Это было на руку Голобову. Он собственно и добивался скорейшего восстания казаков на Дону, что бы самому возглавить его.
Зашли в правление, Голубов сел на стол, винтовку положил на колени, начал речь. Говорил он четыре часа: хвалил себя, хвастал заслугами перед казаками, а свою службу у большевиков упомянул вскользь, как малозначительный эпизод своей жизни.
Первыми о восстании в станице Кривянской узнали в станице Раздорская и поспешили им на помощь. Одним из взводов раздорцев командовал студент Фёдор Пухляков. Тощий, длинный с вытянутым лицом он совершенно не соответствовал своей фамилии. Это его и студента Сулина встретил Голубов в ночь на 13 февраля в Новочеркасске. Тогда он добрался до станицы Ольгинская, получил от Корнилова звание «походный юнкер». Корнилов это звание давал всем студентам, кто участвовал в походе. Пухляков с Корниловым не пошёл. Он ушёл с Поповым в Сальские степи, сообщив ему, что всех юнкеров Корнилов сделал прапорщиками. Попов об этом слышал, и возражать не стал. Думал Фёдор Пухляков, что перезимует спокойно вместе с казаками Попова. Но красные отряды не позволили. Казаки Попова весь февраль и март отбивались от большевиков, кочуя по заснеженным Сальским степям. К концу марта в казачьих станицах начались восстания против Советской власти. И Пухляков появился в станице Раздорская с погонами подпоручика нашитых на шинель Новочеркасского реального училища.

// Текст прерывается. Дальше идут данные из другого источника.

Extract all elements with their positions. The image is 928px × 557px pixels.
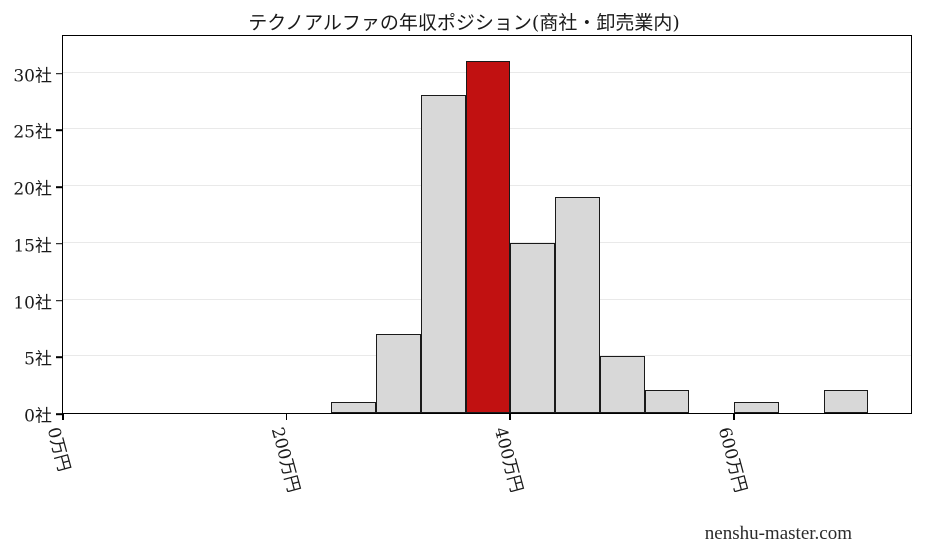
bars-container (63, 36, 911, 413)
bar (510, 242, 556, 413)
y-tick-mark (56, 129, 62, 132)
bar (599, 356, 645, 413)
y-tick-label: 15社 (13, 236, 52, 257)
y-tick-mark (56, 242, 62, 245)
x-tick-label: 200万円 (266, 425, 304, 495)
bar (420, 95, 466, 413)
x-tick-label: 600万円 (713, 425, 751, 495)
watermark-label: nenshu-master.com (704, 523, 852, 544)
chart-title: テクノアルファの年収ポジション(商社・卸売業内) (248, 12, 680, 34)
y-tick-mark (56, 186, 62, 188)
bar (555, 197, 600, 413)
x-tick-label: 0万円 (42, 425, 74, 474)
bar (823, 390, 869, 413)
y-tick-label: 25社 (13, 122, 52, 143)
x-tick-mark (285, 414, 288, 420)
bar (331, 401, 377, 413)
bar (734, 401, 779, 413)
x-tick-mark (62, 414, 64, 420)
y-axis: 0社 5社 10社 15社 20社 25社 30社 (0, 35, 62, 427)
y-tick-label: 10社 (13, 293, 52, 314)
x-tick-mark (509, 414, 511, 420)
bar-highlighted (465, 61, 511, 413)
y-tick-label: 30社 (13, 66, 52, 87)
x-tick-label: 400万円 (490, 425, 527, 495)
y-tick-label: 20社 (13, 179, 52, 200)
y-tick-mark (56, 299, 62, 302)
bar (376, 333, 421, 413)
y-tick-mark (56, 413, 62, 415)
plot-area (62, 35, 912, 414)
x-tick-mark (733, 414, 735, 420)
y-tick-mark (56, 356, 62, 359)
bar (644, 390, 690, 413)
x-axis: 0万円200万円400万円600万円800万円1000万円1200万円1400万… (43, 414, 912, 554)
y-tick-mark (56, 72, 62, 75)
y-tick-label: 0社 (24, 406, 52, 427)
y-tick-label: 5社 (24, 349, 52, 370)
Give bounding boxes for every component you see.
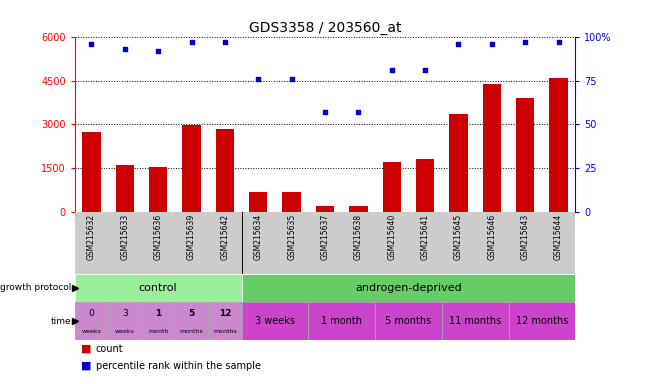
Text: GSM215642: GSM215642 <box>220 214 229 260</box>
Text: GSM215639: GSM215639 <box>187 214 196 260</box>
Bar <box>483 84 501 212</box>
Bar <box>242 302 308 340</box>
Text: months: months <box>213 329 237 334</box>
Point <box>120 46 130 52</box>
Text: 0: 0 <box>88 309 94 318</box>
Text: GSM215633: GSM215633 <box>120 214 129 260</box>
Text: control: control <box>139 283 177 293</box>
Bar <box>183 125 201 212</box>
Text: months: months <box>179 329 203 334</box>
Point <box>520 39 530 45</box>
Title: GDS3358 / 203560_at: GDS3358 / 203560_at <box>249 21 401 35</box>
Bar <box>116 166 134 212</box>
Bar <box>316 207 334 212</box>
Bar <box>149 167 167 212</box>
Point <box>387 67 397 73</box>
Point <box>187 39 197 45</box>
Text: growth protocol: growth protocol <box>0 283 72 293</box>
Text: GSM215641: GSM215641 <box>421 214 430 260</box>
Text: weeks: weeks <box>115 329 135 334</box>
Bar <box>83 132 101 212</box>
Text: 3: 3 <box>122 309 127 318</box>
Point <box>253 76 263 82</box>
Text: weeks: weeks <box>81 329 101 334</box>
Text: 1 month: 1 month <box>321 316 362 326</box>
Text: GSM215634: GSM215634 <box>254 214 263 260</box>
Point <box>287 76 297 82</box>
Text: 11 months: 11 months <box>449 316 501 326</box>
Bar <box>549 78 567 212</box>
Text: GSM215635: GSM215635 <box>287 214 296 260</box>
Bar <box>383 162 401 212</box>
Text: GSM215636: GSM215636 <box>153 214 162 260</box>
Text: GSM215646: GSM215646 <box>488 214 497 260</box>
Text: GSM215643: GSM215643 <box>521 214 530 260</box>
Point <box>153 48 163 54</box>
Text: month: month <box>148 329 168 334</box>
Bar <box>142 302 175 340</box>
Text: androgen-deprived: androgen-deprived <box>355 283 462 293</box>
Bar <box>349 207 367 212</box>
Text: GSM215638: GSM215638 <box>354 214 363 260</box>
Text: 3 weeks: 3 weeks <box>255 316 295 326</box>
Point <box>220 39 230 45</box>
Text: count: count <box>96 344 124 354</box>
Bar <box>283 192 301 212</box>
Text: 12: 12 <box>218 309 231 318</box>
Bar <box>108 302 142 340</box>
Bar <box>516 98 534 212</box>
Point <box>553 39 564 45</box>
Bar <box>175 302 208 340</box>
Bar <box>442 302 508 340</box>
Point <box>353 109 363 115</box>
Bar <box>375 302 442 340</box>
Text: GSM215645: GSM215645 <box>454 214 463 260</box>
Bar <box>249 192 267 212</box>
Text: GSM215637: GSM215637 <box>320 214 330 260</box>
Bar <box>208 302 242 340</box>
Text: GSM215640: GSM215640 <box>387 214 396 260</box>
Point <box>453 41 463 47</box>
Point <box>420 67 430 73</box>
Text: GSM215632: GSM215632 <box>87 214 96 260</box>
Bar <box>416 159 434 212</box>
Text: time: time <box>51 316 72 326</box>
Bar <box>242 274 575 302</box>
Bar <box>508 302 575 340</box>
Text: ■: ■ <box>81 361 92 371</box>
Point <box>86 41 97 47</box>
Bar <box>449 114 467 212</box>
Bar <box>308 302 375 340</box>
Bar <box>216 129 234 212</box>
Text: 5 months: 5 months <box>385 316 432 326</box>
Text: 1: 1 <box>155 309 161 318</box>
Text: 12 months: 12 months <box>515 316 568 326</box>
Point <box>487 41 497 47</box>
Text: 5: 5 <box>188 309 194 318</box>
Bar <box>75 302 108 340</box>
Text: ■: ■ <box>81 344 92 354</box>
Point <box>320 109 330 115</box>
Bar <box>75 274 242 302</box>
Text: GSM215644: GSM215644 <box>554 214 563 260</box>
Text: percentile rank within the sample: percentile rank within the sample <box>96 361 261 371</box>
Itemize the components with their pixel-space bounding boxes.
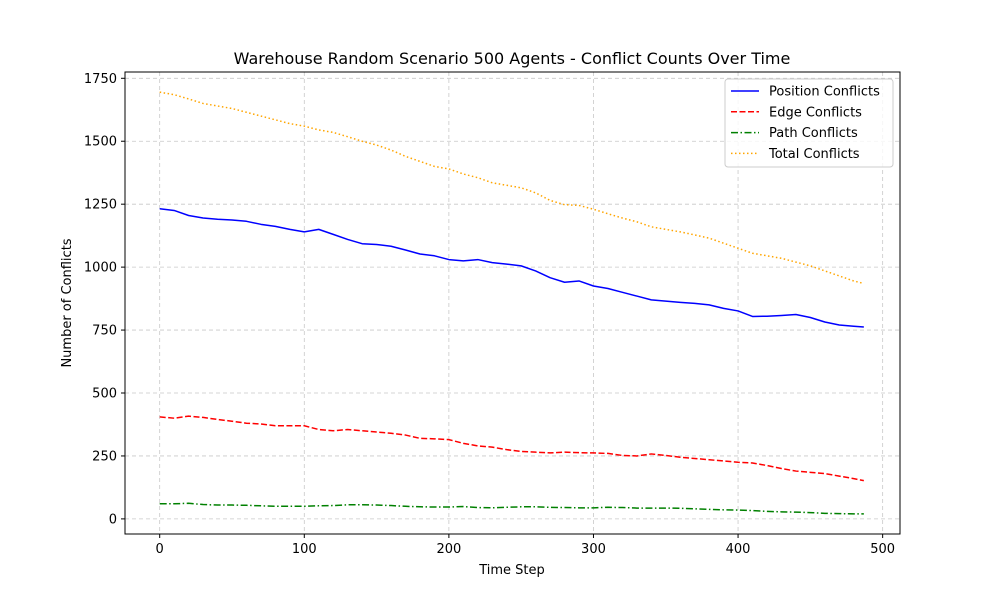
plot-area-frame: [124, 71, 901, 535]
legend-label-path-conflicts: Path Conflicts: [769, 126, 858, 141]
x-tick-label: 0: [156, 542, 164, 557]
x-tick-label: 500: [870, 542, 895, 557]
legend-label-total-conflicts: Total Conflicts: [768, 147, 860, 162]
legend-label-position-conflicts: Position Conflicts: [769, 85, 880, 100]
axis-ticks: 0 100 200 300 400 500 0 250 500 750 1000 1250 1500 17…: [84, 72, 895, 557]
series-lines: [159, 91, 865, 515]
y-tick-label: 1000: [84, 261, 117, 276]
x-tick-label: 300: [581, 542, 606, 557]
y-tick-label: 1250: [84, 198, 117, 213]
y-tick-label: 1500: [84, 135, 117, 150]
y-tick-label: 250: [92, 449, 117, 464]
legend-label-edge-conflicts: Edge Conflicts: [769, 105, 862, 120]
y-tick-label: 1750: [84, 72, 117, 87]
legend: Position Conflicts Edge Conflicts Path Con…: [724, 78, 894, 168]
y-axis-label: Number of Conflicts: [60, 238, 75, 367]
series-line-edge-conflicts: [159, 415, 864, 482]
grid-lines: [125, 72, 900, 534]
series-line-position-conflicts: [159, 207, 864, 328]
legend-box: [724, 78, 894, 168]
x-tick-label: 400: [726, 542, 751, 557]
chart-title: Warehouse Random Scenario 500 Agents - C…: [234, 49, 791, 68]
x-tick-label: 200: [436, 542, 461, 557]
y-tick-label: 0: [109, 512, 117, 527]
y-tick-label: 750: [92, 324, 117, 339]
series-line-path-conflicts: [159, 502, 864, 515]
x-tick-label: 100: [292, 542, 317, 557]
x-axis-label: Time Step: [478, 563, 545, 578]
y-tick-label: 500: [92, 387, 117, 402]
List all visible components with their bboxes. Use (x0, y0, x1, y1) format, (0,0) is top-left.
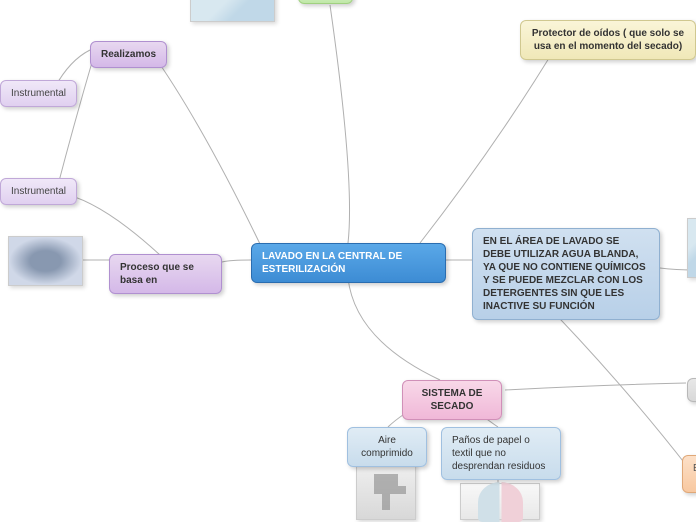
medical-image (190, 0, 275, 22)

И вот в станице Заплавская снова пересеклись пути Голубова и Пухлякова.
— Что там за суета в правлении? — спросил Пухляков встречного казака.
— Голубов агитирует.
— За Советскую власть?
— Нет. Как раз против.
— Он же за красных. Красный атаман.
— Тут много, кто был за красных, да побелел.
— Это что за Голубов? — спросил Сулин.
— Он тот гад, что взял Новочеркасск для красных. Мы из-за него чуть не погибли.
— А спас нас кто?
— Да какая разница! Ты совсем ничего не помнишь?
— Нет.
— Ну и не надо тебе. А Голубов сволочь!
«Главное, что бы он не узнал меня и не рассказал, как я вёл себя на расстреле. Для офицера и казака это позор. Не осрамил бы» — подумал Пухляков.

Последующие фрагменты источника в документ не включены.